橋場日月(歴史研究家、歴史作家)

 斎藤龍興に上洛(じょうらく)の野望を妨害され、あまつさえ「河野島の戦い」(1566年)では、いつも味方してくれる雨までが作戦の邪魔をしたために赤っ恥をかかされた信長。復讐(ふくしゅう)の念に燃える彼は、明くる永禄10(1567)年8月、斎藤家重臣の「西美濃三人衆」こと稲葉良通(一鉄)・安藤守就・氏家直元(卜全)の3人を寝返らせると同時に、龍興の本拠、美濃・稲葉山へ攻めかけた。

 皆さんよくご存じのように、稲葉山城=後の岐阜城がある金華山は、標高329メートルの非常に高く険しい山だ。しかし、この山は小牧山のように平地に独立しているわけではなく、長良川南岸沿いに広がる山塊の中で一番北にある高い山、という形となっている。

 これに対し、信長が攻撃のために布陣したのは、その南西に連なる尾根伝い、158メートルの山だった。

 むろん、東の尾根伝いにある西山、南東の洞山、さらにその東の三峰山、その北の舟伏山など、占拠できる山にはすべて織田軍が布陣し、占拠できない山には麓に抑えの兵が展開しただろう。そんな中で信長自身が南西の山を本陣としたという事実は、とても興味深い。

 彼は本拠の小牧山城、そして最前線の犬山城から美濃に侵攻するわけだから、南東の洞山に本陣を置いた方が、後方との連絡や退却路の確保など、何かと都合が良いはずなのだ。

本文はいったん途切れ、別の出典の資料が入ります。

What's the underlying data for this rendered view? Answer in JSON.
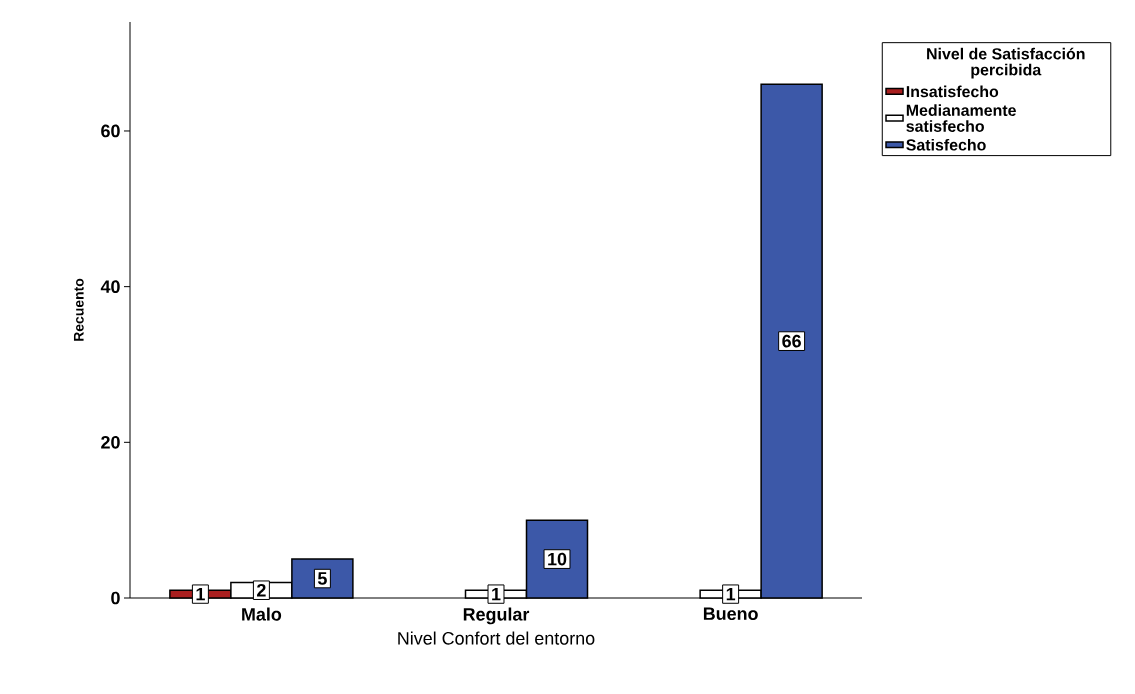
{
  "chart_data": {
    "type": "bar",
    "xlabel": "Nivel Confort del entorno",
    "ylabel": "Recuento",
    "legend_title": "Nivel de Satisfacción percibida",
    "categories": [
      "Malo",
      "Regular",
      "Bueno"
    ],
    "series": [
      {
        "name": "Insatisfecho",
        "color": "#a91f1f",
        "values": [
          1,
          null,
          null
        ],
        "value_labels": [
          "1",
          null,
          null
        ]
      },
      {
        "name": "Medianamente satisfecho",
        "color": "#ffffff",
        "values": [
          2,
          1,
          1
        ],
        "value_labels": [
          "2",
          "1",
          "1"
        ]
      },
      {
        "name": "Satisfecho",
        "color": "#3c58a8",
        "values": [
          5,
          10,
          66
        ],
        "value_labels": [
          "5",
          "10",
          "66"
        ]
      }
    ],
    "ylim": [
      0,
      74
    ],
    "yticks": [
      0,
      20,
      40,
      60
    ],
    "legend": "top right"
  }
}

 ここで『信長公記』の記述から、その作戦の様子を紹介してみよう。

「急に出陣し、稲葉山の尾根続きの瑞龍寺山へ登った。斎藤勢が『これはどうしたことか、敵か味方か』と言い合っている間に、素早く城下の町に放火し、あっという間に裸城にしてしまった」
金華山(稲葉山)山頂にある岐阜城=4月23日、岐阜県岐阜市(産経新聞社ヘリから、門井聡撮影)
金華山(稲葉山)山頂にある岐阜城=4月23日、岐阜県岐阜市(産経新聞社ヘリから、門井聡撮影)
 その日は強風が吹いていたということで、それを利用して城下の井ノ口を焼き払って稲葉山城の麓を無防備にした。その上で城の周囲に柵を結いめぐらせて完全に包囲を完了した、という流れだ。

 いや、ちょっと待ってほしい。うっかり読み流してしまったが、ここで信長が本陣を置いた稲葉山の南西の名前に注目してみよう。「瑞龍寺山(ずいりょうじやま)」である。

 この山は全体が瑞龍寺という大きな寺域で、南麓に伽藍(がらん)が建ち並ぶ。山の最頂部には瑞龍寺山頂古墳群があり、岩をくりぬいた前方後方墳が残されている。

 確かに信長が本陣を置くには格好の場所だが、それよりも何よりもやはりその名前が「瑞龍寺山」だったことに、大蛇=龍を信奉しその力を自身のものにしようと努める信長は惹かれたのではないか。